As for the reference class, knowing the common cause with certainty means that either you have some metaphysical access to the inside of the smoking lesion problem setup, in which case EDT is a wrong tool to use, or that there have been enough experiments to assign high probability to this common cause, probably through random placebo controlled double blind studies, which would then form your reference class(es).

0Manfred
Hmm, I don't think hat's quite the key point. For example, what about the absentminded driver problem? My attempt would be "the process that decides where the money is the same as the process as the choice you make - you have just one independent decision to choose them with." (Cool trick - you get the correct answer to the absent-minded driver problem (mostly) - even post-updates - if you make the probability of being at the different intersections depend in the obvious way on your probability of continuing when maximizing expected utility)
0Shmi
Can't say I follow... As for the absentminded driver, I thought reflective consistency takes care of it (you don't recalculate your probabilities on the fly in absence of any new information).
0Manfred
The absentminded driver learns something when they learn they are at an intersection. The bits of information they get from the enviroment enable them to distinguish between intersection and non-intersection situations, at least :P
1Shmi
I don't believe the driver learns anything new at an intersection. She knows the map and the payout in advance, there is not a single bit of information at an intersection that requires any decision making not already done before the start. The absentmindedness part means that the calculation is repeated at each intersection, but it's the exact same calculation.
[-]Jiro00

Having a physical condition affect whether one smokes, while also posing a problem which implies that you can choose whether to smoke, suggests a variation of the problem: there's a brain lesion which increases your lifespan, but makes you incapable of computing conditional probabilities (plus some other effect that is enough for there to be a genuine question of how you should act). How should you behave in this version?
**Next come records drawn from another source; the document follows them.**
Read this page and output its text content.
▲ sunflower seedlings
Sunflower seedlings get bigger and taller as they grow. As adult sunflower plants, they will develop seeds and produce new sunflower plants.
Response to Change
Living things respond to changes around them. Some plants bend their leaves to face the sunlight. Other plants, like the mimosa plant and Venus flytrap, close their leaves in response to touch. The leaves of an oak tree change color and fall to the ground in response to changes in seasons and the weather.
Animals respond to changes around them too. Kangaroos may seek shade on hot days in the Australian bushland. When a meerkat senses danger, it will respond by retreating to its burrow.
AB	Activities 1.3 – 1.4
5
A "true" EDT agent needs to update on all the evidence they've ever observed, and it's very unclear to me how to do this in practice.

The only way I know how to explore what this means is to use simple toy problems and be very careful about never ever using the concept "reference class." Oh, and writing down algorithms helps stop you from sneaking in extra information.

Example algorithm (basic EDT):

We want to pick one action out of a list of possible actions (provided to us as a1, a2...), which can lead to various outcomes that we hav... (read more)

[-][anonymous]00

I think I prefer the "throwing away expensive things" formulation to the "smoking lesion" formulation.

In the smoking lesion, it's not clear whether the lesion causes smoking by modifying your preferences or modifying your decision algorithm. But if it's the latter, asking "what would decision theory X do?" is pointless since people with the lesion aren't using decision theory X. And if it's due to preferences, you already know you have the lesion when you get to the part of the problem that says you'd prefer to smoke.

So actually it's like your throwing-things-away problem, except that you can look at your bank balance, except obfuscated behind a layer of free-will-like confusion.

I have made similar remarks in a comment here:

I would like to say that I agree with the arguments presented in this post, even though the OP eventually retracted them. I think the arguments for why EDT leads to the wrong decision are themselves wrong.

As mentioned by others, EY referred to this argument as the 'tickle defense' in section 9.1 of his TDT paper. I am not defending the advocates which EY attacked, since (assuming EY hasn't misrepresented them) they have made some mistakes of their own. In particular they argue for two-boxing.